Wednesday, August 01, 2012

Clueless Bidder At Foreclosure Sale Left Holding The Bag After Discovering $80K Townhome Just Purchased For $8K Comes With $184K Existing 1st Mortgage

In Tampa, Florida, WTVT-TV Channel 13 reports:
  • With home prices still down across the Bay Area, some people believe now is still a great time to buy an investment property. However, they are quickly learning a lesson: You'd better be careful what you bid on, even if the clerk of the court is selling it.

    Eric Dalhberg is an amateur investor who has learned a hard lesson after bidding on a property in Pasco County. "I thought I got a ridiculous good deal," said Dalhberg, who bought a three-bedroom townhouse in Wesley Chapel's Saddle Creek Manor for just over $8,000.

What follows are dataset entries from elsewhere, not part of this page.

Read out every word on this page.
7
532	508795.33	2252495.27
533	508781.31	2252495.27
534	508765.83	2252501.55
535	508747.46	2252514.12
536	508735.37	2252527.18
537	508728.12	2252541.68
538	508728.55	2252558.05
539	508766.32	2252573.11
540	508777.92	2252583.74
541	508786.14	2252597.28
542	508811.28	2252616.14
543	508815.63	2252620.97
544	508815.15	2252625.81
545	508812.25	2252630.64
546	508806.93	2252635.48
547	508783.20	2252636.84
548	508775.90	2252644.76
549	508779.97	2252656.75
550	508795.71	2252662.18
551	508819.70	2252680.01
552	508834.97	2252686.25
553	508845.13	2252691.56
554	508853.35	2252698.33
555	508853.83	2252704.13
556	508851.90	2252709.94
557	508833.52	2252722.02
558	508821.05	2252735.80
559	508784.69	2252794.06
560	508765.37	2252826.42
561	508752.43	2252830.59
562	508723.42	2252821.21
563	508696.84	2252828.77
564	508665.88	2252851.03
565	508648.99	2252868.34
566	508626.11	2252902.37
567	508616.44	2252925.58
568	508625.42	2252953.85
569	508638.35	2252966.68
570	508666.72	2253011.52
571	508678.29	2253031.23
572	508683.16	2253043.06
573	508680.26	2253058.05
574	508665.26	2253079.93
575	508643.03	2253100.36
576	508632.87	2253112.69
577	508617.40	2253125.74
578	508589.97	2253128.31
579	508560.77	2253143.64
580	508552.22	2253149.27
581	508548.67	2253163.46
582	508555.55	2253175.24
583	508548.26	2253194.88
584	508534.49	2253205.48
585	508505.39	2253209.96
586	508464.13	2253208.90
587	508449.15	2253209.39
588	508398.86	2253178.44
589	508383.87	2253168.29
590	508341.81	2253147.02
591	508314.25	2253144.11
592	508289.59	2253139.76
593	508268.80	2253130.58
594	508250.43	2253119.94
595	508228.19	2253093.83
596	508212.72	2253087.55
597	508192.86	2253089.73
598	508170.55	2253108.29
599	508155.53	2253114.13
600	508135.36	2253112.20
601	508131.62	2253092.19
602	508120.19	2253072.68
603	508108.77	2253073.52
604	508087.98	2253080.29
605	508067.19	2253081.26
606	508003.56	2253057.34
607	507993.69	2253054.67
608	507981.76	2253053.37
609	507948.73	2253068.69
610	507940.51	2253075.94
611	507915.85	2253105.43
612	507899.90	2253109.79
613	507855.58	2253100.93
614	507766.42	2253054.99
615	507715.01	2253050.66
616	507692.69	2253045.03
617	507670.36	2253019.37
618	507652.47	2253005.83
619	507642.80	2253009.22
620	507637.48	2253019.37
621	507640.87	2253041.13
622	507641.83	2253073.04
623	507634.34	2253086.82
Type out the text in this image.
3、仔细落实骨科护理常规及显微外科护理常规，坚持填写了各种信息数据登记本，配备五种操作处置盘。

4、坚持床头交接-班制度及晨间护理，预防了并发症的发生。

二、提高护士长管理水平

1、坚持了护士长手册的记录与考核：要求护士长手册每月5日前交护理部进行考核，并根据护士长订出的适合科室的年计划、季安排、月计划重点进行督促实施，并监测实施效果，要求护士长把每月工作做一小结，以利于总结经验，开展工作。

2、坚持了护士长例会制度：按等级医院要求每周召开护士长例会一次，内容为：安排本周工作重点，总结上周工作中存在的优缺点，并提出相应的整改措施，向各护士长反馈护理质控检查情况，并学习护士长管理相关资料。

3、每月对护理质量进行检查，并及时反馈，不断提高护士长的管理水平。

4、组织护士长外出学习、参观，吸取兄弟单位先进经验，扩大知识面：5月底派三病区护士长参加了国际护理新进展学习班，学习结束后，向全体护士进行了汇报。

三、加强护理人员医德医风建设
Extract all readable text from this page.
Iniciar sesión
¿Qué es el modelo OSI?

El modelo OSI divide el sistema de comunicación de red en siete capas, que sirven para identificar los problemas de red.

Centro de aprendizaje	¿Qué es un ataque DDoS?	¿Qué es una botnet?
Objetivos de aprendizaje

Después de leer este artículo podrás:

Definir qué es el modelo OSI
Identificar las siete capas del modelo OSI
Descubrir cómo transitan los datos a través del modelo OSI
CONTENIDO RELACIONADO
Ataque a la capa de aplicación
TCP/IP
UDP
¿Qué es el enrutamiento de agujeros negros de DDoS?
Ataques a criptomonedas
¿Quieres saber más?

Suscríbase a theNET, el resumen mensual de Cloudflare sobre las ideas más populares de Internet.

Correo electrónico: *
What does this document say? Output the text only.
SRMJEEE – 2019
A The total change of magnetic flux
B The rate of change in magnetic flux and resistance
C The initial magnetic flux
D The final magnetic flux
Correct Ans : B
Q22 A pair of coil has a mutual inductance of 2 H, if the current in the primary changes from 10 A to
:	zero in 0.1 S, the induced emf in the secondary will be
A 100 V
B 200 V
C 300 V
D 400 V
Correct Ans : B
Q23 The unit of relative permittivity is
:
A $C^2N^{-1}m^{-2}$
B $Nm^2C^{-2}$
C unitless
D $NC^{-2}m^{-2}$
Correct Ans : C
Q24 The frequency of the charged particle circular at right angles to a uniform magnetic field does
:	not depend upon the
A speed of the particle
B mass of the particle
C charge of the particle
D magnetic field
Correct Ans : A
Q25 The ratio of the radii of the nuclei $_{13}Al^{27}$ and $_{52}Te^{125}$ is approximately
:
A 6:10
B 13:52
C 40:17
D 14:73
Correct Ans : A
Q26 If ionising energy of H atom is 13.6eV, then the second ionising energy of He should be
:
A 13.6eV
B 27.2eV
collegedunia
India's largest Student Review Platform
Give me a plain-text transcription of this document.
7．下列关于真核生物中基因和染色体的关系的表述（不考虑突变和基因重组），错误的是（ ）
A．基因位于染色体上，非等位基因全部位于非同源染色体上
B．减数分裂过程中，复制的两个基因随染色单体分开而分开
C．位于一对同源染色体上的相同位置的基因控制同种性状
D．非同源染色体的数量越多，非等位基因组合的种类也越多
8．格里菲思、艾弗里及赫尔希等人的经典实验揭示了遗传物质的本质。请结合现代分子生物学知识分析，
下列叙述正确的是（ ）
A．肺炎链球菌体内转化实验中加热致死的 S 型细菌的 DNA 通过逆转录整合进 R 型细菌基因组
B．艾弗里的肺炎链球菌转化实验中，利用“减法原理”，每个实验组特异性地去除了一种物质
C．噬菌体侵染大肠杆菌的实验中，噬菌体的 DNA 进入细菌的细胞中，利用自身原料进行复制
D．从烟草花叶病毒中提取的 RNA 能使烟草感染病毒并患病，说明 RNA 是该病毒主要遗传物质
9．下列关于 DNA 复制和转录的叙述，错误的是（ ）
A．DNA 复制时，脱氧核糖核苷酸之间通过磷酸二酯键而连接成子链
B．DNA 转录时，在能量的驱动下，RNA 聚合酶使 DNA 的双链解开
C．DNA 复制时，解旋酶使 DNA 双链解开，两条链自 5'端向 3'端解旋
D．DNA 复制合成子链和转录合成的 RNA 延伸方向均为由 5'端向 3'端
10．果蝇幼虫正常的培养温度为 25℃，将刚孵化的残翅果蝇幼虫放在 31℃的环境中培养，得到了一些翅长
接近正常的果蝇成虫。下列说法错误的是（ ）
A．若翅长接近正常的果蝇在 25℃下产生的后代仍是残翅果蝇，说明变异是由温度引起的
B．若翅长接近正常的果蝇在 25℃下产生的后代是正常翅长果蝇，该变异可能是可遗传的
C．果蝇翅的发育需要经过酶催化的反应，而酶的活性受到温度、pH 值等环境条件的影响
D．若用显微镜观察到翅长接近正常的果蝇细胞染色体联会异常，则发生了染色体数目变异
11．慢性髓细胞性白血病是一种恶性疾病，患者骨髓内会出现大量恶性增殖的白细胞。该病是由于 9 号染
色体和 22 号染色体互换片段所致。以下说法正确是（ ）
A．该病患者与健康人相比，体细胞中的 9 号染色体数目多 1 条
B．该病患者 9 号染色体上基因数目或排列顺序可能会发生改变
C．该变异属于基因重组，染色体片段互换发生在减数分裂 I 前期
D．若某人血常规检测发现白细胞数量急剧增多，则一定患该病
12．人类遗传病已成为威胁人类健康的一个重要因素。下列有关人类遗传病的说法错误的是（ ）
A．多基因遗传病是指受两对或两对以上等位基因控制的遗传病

    What Dalhberg didn't realize is he did not buy a mortgage foreclosure from a bank, but rather a foreclosure brought on by the homeowners association. So when he took possession of the title, he learned the property had a first mortgage of $184,000. The debt was left by the previous owner.

    Nick Lang, a real estate attorney in St. Petersburg who is often hired by homeowners associations, has heard plenty of stories of amateur investors in the Bay Area making the same mistake.

    "They're acquiring it subject to a first mortgage. But the public is often unaware of that circumstance and there are probably inadequate available disclosures to the public with the clerk's offices in the various counties."

    Dalhberg says if he had known it was a homeowners, or HOA, foreclosure, he never would have bid on it. "Being a state-run auction, I really thought that, hey, it's the highest bidder wins. They did have the disclaimers saying buyer beware, but nowadays everything has that disclaimer and I just assumed."